Пришёл домой весь гордый, добычливый. Положил на стол пачку – вот они, тити-мити! Завтра едем к аксакалам. Шерсть скирдовать. Метиса привезёт – во сколько! Обернёмся, вся нужда завистью изойдёт. Когда-то надо опять по-человечески жить!
У матери сердце – вещун. Стоит, за грудь ухватилась:
– Василий, чем отдавать будем? Под дом, зачем подписался? На улицу с ребятами идти придётся. Там одних процентов уйма! Не расплатимся, Василий!
– Не гунди, баба! Деньги, они к деньгам идут. Коммерцию понимать надо.
Пришёл дядя Серёжа, уговаривал отца вернуть деньги в банк. Дело-то рисковое.
– А пошли вы все! – матюгнулся отец и стал собираться в дорогу.
А нищему собраться – только подпоясаться. Принёс из сеней мешок. Сыпанул туда чугунок картошки в мундире, пару щепоток соли в газету завернул. Оба кармана махоркой набил – дорога дальняя на курево дюже жадная. Табачок в дороге – первое дело! Оттолкнул от себя дверь – и в синий обвал зимнего утра.

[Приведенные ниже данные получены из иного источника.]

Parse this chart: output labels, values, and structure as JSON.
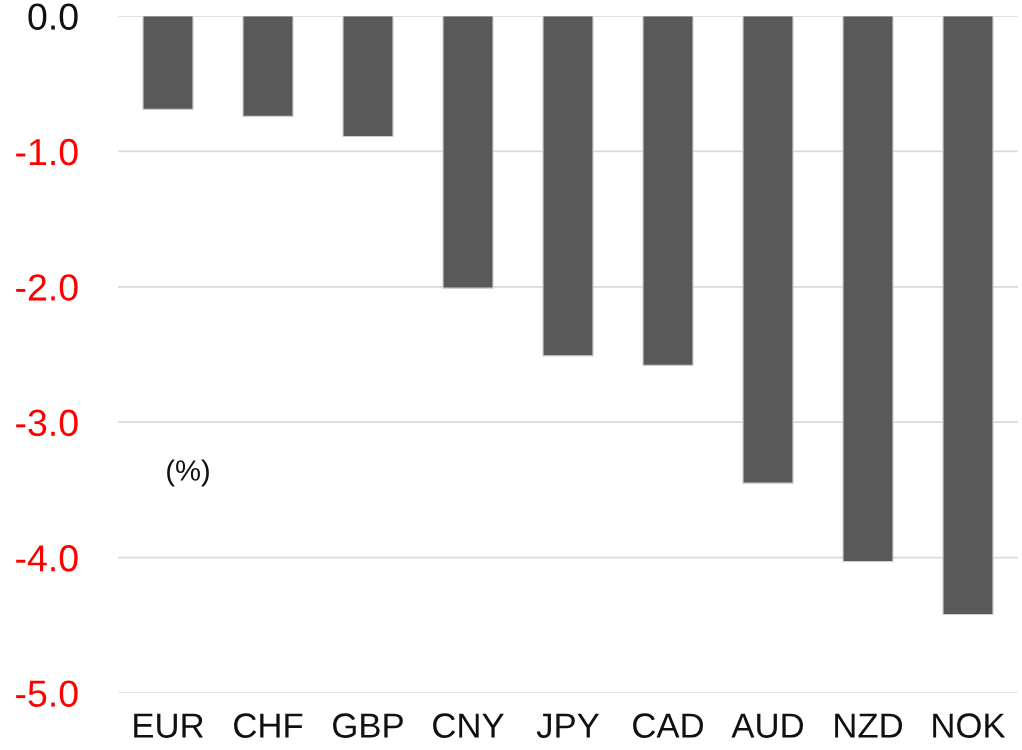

С почтарём до станции Платоновка не видно как добрался, где его уже Зуёк поджидает.
Алма-Атинский поезд только после обеда будет. День как начнёшь, так и кончишь. Ну, с Богом!
Действительно, Зуёк поспел раньше его на станцию, уже сидит на казённом диване, покуривает.
– Здорово!
– Здорово!
– Пойдём в буфет, теперь я угощаю! – отец полез за пазуху.
– Не гони рысью! До поезда – ни грамма! Ни-ни! А в поезде мы и без буфета обойдёмся, – Зуёк показал глазами на свой оттопыренный карман полушубка, из которого вытянула шею на свет божий опечатанная сургучом знакомая райпотребсоюзовская бутылка толстого зелёного стекла.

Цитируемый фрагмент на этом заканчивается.